Всё это тётушка писала в шестьдесят седьмом году, в "юбилейный год торжества самого передового…" и далее по текстам того времени. Кто и что был на то время "вождь, друг и учитель", "отец" наконец, "тов. Сталин" — граждане "страны советов" уже знали, но тётушка в таких знания стояла на много лет впереди всех граждан: немецкие работодатели просветили. Когда граждане "страны советов" узнали, что "вождь мирового пролетариата тов. Ленин" переворот в России устроил на деньги из Германии? Поздно! А тётушка об этом знала уже в сорок третьем. Да и не только она. Такими знаниями её снабжали не большие немецкие идеологи, а простые рабочие шахты с непонятным названием "Веши" Теперь скажите: могли такие люди, как моя тётя, представлять угрозу для "самого…"? Разумеется. То, что она, да и многие тысячи других, своим трудом "укрепляли оборонную способность вражеского государства и таким образом приносили вред своему" — ерунда, пустяк и мелочь, а вот то, что они привезли опасные знания от врагов — вот что было главным для "самого…"!
— Ленин? Этот сифилитик!?
— Тётя, как можно так говорить!
— А почему бы и нет, если он был им? Я ничего не придумала, об этом немцы нам говорили.
— Так они же врагами для нас были!
— Нет, племянничек, во все времена самыми большими врагами для нас были мы сами.
Следует малограмотное тётушкино заключение:
"… я проклинаю этого азиЯта Сталина! Самодур, задумавший владеть всем миром…" — стоп, тётя! До сего времени все уверены, что владеть миром собирались совсем другие личности, но никак не "вождь всего советского народа тов. Сталин". Возможно такое, чтобы женщина с образованием в две зимы в церковно-приходской школе бралась судить о тех, кто мечтал о мировом господстве!? Однако! Как хочется, хотя бы раз единый, наложить гриф "секретно" на какую-нибудь тайну!

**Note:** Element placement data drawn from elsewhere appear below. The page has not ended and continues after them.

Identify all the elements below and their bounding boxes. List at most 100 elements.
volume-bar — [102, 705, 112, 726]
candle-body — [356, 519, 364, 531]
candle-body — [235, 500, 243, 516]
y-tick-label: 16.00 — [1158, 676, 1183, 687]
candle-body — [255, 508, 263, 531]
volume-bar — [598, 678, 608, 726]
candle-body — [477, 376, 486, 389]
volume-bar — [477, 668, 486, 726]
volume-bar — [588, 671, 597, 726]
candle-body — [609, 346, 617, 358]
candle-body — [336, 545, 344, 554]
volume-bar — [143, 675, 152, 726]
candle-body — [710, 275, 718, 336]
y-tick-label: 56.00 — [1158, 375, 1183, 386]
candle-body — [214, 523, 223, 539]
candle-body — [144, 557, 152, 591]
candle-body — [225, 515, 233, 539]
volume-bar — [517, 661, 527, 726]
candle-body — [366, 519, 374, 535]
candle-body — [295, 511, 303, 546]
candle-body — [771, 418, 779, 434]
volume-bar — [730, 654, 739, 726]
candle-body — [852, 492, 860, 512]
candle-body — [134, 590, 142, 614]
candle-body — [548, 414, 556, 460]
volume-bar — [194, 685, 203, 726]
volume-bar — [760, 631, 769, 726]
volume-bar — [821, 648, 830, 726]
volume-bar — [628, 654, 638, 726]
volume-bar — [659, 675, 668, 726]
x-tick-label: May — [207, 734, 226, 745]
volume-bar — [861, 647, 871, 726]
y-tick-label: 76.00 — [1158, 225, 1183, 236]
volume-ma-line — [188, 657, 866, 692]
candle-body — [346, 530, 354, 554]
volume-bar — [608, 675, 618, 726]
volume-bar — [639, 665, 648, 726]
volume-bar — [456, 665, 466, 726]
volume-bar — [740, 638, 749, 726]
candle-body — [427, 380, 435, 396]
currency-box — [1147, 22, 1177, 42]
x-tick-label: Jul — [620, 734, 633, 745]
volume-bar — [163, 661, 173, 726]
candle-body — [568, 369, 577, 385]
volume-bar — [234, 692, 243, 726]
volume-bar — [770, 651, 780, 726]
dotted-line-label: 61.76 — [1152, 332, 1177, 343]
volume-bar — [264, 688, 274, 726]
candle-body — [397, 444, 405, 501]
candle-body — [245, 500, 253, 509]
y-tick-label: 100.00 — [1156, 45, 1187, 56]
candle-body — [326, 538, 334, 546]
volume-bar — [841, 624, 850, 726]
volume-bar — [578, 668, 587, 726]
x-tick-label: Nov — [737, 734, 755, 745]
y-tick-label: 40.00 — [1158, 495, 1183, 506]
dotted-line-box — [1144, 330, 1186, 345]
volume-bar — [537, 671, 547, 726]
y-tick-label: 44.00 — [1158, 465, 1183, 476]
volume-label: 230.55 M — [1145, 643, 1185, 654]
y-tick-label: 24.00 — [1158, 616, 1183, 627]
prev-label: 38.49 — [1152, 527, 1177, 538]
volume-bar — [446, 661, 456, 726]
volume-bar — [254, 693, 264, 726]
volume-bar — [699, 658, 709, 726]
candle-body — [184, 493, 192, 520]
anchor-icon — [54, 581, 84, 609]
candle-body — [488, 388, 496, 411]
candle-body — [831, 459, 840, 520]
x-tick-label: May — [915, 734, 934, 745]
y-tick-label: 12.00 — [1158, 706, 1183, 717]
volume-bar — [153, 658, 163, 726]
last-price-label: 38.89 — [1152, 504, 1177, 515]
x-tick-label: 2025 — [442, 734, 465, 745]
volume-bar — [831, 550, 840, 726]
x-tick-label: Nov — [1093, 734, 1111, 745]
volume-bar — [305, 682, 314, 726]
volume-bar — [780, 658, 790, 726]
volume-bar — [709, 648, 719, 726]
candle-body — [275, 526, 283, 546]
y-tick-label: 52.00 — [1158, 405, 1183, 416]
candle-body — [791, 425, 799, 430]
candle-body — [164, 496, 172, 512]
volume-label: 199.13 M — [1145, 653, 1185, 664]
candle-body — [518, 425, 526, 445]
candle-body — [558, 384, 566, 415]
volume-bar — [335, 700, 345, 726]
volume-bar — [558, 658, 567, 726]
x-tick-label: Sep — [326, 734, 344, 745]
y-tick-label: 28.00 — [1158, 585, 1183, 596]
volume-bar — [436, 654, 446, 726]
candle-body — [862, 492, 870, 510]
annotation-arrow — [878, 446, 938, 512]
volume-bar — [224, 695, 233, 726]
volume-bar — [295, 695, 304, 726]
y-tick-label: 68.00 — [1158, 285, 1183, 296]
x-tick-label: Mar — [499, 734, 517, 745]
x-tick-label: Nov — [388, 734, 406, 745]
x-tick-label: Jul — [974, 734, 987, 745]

"…ночь нас везли, а ранним утром поезд остановился. Мы отправились за горячим завтраком. Были макароны с тушёнкой и горячее, хорошее кофе" Это было наше последнее человеческое утро…" — американцы передали "советских" парней и девушек, крепко порченных западной культурой, "своим" и уехали. "Конец сказке".
Глава 4. "Цветы и родина"
"…нас отвели на какой-то луг и рассадили на полянке. И пошло! Перво-наперво отделили мужчин от женщин и начались переживания со слезами и криками! Многие были замужние и женатые, а их разделили. Мужчин тут же увели, и поместили в лагерь, а мы просидели до вечера. Вспомнили американцев и харчи, что они нам на дорогу дали. А "свои" о нас так "позаботились": нашли для нас заброшенный хлев, где немцы скотину держали, вот туда и загнали. Там была мелкая и гнилая картошка, от неё уже мошкара летела, так на эту картошку соломы нам набросали — и радуйтесь, "товарищи"! Нас было человек двадцать. Расположились, кто, как смог и ждём. Чего? У одной женщины грудной ребёночек был, так он вскорости скончался…"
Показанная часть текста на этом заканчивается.